Снег не унял боли, но словно отдалил ее, отвел за тонкую грань между терпением и криком. Я прислонился к холодной кирпичной стене и тихо сидел, зажимая коленками мягкий влажный сверток. Еще минута — и можно будет, кажется, встать, но тут сквозь опущенное правое веко мазнуло красным, заскрипел снег, и голос сказал над моей головой:
— Ну, точно. Я же говорю — орал. Эй, чего орал? Что с глазом?..
Правое веко приподнялось, и я понял, что красное — это луч фонарика в руке человека, луч на самом деле желтый, расходящийся кругами по сугробам. Человек присел передо мной, вгляделся:
— Ты чего тут делаешь?..
Я отнял от лица руку и показал ему ладонь, ожидая почему-то, что он вскрикнет, но человек с фонариком молча посветил, посмотрел и поднялся:
— Если идти можешь, пошли. А не можешь — санитара приведу. Ты на что наткнулся? Вот на это? — сильной рукой он раскачал и выдрал из стены толстую, причудливо изогнутую проволоку. — Ну да, да, в темноте — штука страшная.

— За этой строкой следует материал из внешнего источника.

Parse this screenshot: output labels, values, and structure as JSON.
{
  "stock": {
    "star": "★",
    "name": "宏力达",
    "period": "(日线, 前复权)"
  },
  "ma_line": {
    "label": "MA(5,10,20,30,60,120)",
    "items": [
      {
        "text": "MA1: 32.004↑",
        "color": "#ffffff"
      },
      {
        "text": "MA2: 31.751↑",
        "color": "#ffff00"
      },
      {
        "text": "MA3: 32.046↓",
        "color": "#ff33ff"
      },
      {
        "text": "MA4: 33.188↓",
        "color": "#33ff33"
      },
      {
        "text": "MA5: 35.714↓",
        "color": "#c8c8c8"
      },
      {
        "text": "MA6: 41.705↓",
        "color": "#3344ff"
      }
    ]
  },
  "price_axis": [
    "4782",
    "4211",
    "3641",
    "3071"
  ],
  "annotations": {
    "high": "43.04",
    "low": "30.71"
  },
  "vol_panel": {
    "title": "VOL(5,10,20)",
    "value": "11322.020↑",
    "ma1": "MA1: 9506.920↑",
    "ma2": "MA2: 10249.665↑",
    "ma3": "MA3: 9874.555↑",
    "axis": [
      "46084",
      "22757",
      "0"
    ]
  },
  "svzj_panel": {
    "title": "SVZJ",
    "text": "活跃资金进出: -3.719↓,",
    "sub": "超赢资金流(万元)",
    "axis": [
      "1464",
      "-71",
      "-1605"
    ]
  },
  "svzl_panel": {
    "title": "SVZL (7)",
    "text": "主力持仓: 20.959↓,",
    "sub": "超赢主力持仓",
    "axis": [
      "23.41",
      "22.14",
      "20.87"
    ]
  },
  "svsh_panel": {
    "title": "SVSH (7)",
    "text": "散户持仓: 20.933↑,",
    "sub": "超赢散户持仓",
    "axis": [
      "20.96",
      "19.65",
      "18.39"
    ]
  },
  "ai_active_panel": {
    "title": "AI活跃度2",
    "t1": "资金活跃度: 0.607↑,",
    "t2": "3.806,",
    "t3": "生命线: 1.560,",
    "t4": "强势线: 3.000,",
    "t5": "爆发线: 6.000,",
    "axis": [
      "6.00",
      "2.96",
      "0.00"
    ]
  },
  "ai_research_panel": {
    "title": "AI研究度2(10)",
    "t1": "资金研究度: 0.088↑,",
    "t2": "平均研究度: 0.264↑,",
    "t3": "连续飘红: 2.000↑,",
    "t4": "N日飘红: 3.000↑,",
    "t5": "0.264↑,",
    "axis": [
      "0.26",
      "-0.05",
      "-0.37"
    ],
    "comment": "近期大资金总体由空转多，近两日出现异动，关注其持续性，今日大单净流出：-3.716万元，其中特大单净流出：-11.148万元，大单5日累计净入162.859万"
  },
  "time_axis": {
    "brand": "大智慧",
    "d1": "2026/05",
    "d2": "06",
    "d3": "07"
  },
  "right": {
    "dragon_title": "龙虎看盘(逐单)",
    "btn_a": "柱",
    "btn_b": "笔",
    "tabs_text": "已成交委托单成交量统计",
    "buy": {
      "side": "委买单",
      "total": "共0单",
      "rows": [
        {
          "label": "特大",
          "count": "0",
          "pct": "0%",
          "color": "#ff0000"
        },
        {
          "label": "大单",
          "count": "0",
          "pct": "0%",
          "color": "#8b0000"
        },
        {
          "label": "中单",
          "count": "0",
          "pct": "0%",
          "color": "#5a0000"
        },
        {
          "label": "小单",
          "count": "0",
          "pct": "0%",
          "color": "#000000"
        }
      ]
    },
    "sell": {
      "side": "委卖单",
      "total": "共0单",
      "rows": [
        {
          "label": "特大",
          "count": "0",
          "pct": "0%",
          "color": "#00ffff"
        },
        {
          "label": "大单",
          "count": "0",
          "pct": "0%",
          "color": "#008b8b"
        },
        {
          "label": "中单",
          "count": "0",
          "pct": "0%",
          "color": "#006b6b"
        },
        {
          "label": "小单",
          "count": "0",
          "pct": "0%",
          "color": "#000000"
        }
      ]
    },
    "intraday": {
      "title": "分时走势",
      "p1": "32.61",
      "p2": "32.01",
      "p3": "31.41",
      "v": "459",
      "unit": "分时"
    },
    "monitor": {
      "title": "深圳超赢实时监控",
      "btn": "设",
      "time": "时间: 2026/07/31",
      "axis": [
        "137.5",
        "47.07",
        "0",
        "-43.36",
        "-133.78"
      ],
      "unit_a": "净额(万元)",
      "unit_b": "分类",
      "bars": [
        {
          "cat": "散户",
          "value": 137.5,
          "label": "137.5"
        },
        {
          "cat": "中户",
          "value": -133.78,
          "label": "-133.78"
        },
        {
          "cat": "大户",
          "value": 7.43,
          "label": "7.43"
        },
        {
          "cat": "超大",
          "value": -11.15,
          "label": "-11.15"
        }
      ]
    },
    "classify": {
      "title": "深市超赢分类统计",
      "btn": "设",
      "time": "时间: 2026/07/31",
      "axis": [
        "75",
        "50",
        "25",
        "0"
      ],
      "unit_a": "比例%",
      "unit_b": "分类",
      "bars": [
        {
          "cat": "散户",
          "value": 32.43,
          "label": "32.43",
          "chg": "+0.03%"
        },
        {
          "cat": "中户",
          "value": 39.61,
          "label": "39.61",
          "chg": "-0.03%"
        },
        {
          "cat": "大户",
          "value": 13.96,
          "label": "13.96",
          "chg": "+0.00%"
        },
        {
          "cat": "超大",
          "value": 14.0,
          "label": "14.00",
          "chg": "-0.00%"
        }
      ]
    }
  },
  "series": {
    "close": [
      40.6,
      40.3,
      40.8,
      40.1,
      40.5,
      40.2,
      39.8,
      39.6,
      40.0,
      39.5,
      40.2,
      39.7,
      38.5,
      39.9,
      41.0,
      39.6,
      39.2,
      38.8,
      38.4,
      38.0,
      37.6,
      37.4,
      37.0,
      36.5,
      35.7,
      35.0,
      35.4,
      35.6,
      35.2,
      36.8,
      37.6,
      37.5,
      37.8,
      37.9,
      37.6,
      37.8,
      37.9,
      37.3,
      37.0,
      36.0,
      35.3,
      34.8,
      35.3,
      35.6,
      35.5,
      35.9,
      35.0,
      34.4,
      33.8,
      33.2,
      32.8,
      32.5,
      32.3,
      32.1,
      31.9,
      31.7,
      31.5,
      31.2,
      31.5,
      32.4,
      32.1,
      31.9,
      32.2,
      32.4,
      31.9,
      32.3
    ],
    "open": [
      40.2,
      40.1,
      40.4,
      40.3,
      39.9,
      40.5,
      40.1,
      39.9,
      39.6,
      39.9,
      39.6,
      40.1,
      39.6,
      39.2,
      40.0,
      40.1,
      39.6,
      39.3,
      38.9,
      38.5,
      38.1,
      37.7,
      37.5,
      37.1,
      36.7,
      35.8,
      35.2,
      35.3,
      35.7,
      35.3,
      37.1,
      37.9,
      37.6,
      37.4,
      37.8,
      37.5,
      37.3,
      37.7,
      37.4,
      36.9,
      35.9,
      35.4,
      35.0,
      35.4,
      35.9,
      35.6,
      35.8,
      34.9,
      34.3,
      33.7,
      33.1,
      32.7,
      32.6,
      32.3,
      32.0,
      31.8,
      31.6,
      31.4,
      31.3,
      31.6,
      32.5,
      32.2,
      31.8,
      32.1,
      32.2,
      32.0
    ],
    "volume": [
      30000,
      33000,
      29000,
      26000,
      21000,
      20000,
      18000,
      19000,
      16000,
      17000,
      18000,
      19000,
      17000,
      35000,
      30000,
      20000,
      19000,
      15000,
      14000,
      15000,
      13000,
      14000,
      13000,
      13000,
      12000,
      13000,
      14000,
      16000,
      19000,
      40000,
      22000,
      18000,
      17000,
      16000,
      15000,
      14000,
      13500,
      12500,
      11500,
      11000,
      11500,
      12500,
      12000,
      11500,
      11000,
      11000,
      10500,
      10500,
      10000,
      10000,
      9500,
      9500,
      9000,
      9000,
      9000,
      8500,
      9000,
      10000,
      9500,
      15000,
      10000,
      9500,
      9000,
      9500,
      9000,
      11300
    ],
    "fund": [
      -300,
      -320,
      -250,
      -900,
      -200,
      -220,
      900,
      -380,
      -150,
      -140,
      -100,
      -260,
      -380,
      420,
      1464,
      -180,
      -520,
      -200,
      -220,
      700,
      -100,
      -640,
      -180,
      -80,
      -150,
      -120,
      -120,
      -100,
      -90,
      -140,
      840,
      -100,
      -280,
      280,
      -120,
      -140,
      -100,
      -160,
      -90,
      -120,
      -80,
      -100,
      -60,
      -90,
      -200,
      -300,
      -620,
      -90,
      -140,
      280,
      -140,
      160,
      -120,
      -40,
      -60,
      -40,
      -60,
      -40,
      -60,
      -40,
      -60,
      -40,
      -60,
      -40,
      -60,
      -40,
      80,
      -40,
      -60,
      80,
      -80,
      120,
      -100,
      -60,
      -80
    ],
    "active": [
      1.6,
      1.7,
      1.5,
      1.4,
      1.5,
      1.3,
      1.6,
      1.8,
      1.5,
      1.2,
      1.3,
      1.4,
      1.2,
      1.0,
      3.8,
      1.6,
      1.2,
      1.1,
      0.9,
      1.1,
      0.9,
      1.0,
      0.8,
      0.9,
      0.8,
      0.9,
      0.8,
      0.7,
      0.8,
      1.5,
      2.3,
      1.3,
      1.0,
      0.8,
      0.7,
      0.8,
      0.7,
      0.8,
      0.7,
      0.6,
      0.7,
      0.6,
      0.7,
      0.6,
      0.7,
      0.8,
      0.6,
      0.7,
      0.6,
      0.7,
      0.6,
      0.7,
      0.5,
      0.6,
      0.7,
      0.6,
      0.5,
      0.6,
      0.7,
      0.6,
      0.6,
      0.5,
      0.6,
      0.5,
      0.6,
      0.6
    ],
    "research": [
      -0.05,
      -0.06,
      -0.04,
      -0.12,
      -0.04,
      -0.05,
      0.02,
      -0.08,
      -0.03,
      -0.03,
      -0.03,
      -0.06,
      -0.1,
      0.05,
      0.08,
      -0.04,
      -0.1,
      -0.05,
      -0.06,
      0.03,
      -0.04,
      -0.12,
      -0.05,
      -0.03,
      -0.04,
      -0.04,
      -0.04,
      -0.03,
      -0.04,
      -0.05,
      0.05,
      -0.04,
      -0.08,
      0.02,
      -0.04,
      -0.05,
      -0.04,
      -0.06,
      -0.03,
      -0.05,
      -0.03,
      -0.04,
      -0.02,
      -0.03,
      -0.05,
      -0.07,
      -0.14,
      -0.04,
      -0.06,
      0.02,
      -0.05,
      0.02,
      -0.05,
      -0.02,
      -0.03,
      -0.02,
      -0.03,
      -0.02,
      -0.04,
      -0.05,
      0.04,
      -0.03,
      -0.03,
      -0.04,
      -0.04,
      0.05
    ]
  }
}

Чего мы только ради баб не делаем, а?.. — он подмигнул, — Ты ведь к беленькой пришел, я знаю. Больше не к кому. Вон, с подарочком даже.... Пошли, сейчас будет тебе беленькая.
Я медленно, скользя спиной по стене, встал и пошел за ним по узкой тропинке в снегу, похожей больше на траншею, чем на человеческий путь.
— А беленькая, она — да, — сказал человек с фонариком. — Тут я согласен.
— У меня кровь? Кровь на руке была? — здоровым глазом я смотрел под ноги, а к больному прижимал тающий сгусток снега.
— А ты об этом не думай, — махнул рукой человек. — Будешь думать — еще больнее станет. Кровь, не кровь, сейчас разницы нет. Вот сюда, в дверь, проходи. Знаешь, я один раз видел мужика, которому половину башки снесло, газ в доме взорвался. Привезли его, а он в сознании, разговаривает, на вопросы отвечает. Сам от машины шел, разве что за стенку держался. А по дороге в туалет завернул... — он поддержал меня за локоть, помогая одолеть обледеневшие деревянные ступеньки, — Вот, завернул он в туалет, а там — зеркало. Представляешь, что он в зеркале увидел?.. Только что был нормальный, шутил вроде, а как увидел — помер на месте, даже врач добежать не успел. Так что не думай и в зеркала не смотрись.